There was an unwelcome surprise: Section 138141 (p.609) would make drug manufacturers ineligible to collect the Orphan Drug Tax Credit “if the drug had previously been approved by the Food and Drug Administration for a separate indication,” STAT News wrote.

“The ODTC can help to offset the cost of developing and testing orphan therapies as they move through the clinical trial process,” the National Organization for Rare Disorders said. “This longstanding incentive is particularly important for the many smaller companies focused exclusively on rare diseases.”

There are more than 7,000 known rare or “orphan” diseases, which combined affect 25-30 million Americans. Sadly, 95% have no treatment or cure — and if the provision is passed, R&D will be disincentivized further.

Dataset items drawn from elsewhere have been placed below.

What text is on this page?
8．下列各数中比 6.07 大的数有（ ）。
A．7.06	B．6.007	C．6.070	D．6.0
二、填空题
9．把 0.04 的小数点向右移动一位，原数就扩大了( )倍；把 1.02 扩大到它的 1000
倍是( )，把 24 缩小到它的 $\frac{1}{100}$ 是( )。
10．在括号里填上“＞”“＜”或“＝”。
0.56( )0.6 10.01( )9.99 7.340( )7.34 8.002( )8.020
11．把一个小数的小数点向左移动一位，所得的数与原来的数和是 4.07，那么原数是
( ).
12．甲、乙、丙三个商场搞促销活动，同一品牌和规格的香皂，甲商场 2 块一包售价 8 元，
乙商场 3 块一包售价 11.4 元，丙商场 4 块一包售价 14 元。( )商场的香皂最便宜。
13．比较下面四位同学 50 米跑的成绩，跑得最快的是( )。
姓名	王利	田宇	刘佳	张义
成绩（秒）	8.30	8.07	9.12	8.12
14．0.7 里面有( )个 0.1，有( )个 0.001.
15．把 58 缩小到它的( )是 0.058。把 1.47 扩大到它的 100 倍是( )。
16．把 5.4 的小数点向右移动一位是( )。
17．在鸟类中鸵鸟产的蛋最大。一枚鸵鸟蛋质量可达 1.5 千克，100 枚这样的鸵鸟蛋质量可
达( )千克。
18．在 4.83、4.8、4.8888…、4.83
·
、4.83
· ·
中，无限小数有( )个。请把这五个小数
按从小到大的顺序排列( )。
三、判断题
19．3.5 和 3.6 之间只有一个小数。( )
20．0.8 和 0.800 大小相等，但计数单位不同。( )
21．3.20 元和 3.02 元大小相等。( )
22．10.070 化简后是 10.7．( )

Before the credit, there were only a handful of treatments for rare disease patients. Now there are hundreds being developed. Take cystic fibrosis for example. The first treatment helped less than 1,000 patients. Today, 90% of CF patients have a life-changing therapy. If this provision were in place, thousands of those patients may not have a treatment option.

"The idea of taking away the Orphan Drug Tax Credit is certainly no surprise," said Rich Masters, BIO's chief public affairs and advocacy officer. "What is a complete surprise is that Congress would consider a move to destroy research into cures for vulnerable populations afflicted by rare diseases such as sickle cell and cystic fibrosis. We will be aggressively fighting back on behalf of patients in the rare disease community—just because their numbers are not huge doesn’t mean their suffering is any less real. It is shocking some Members of Congress would put those patients’ cures at risk."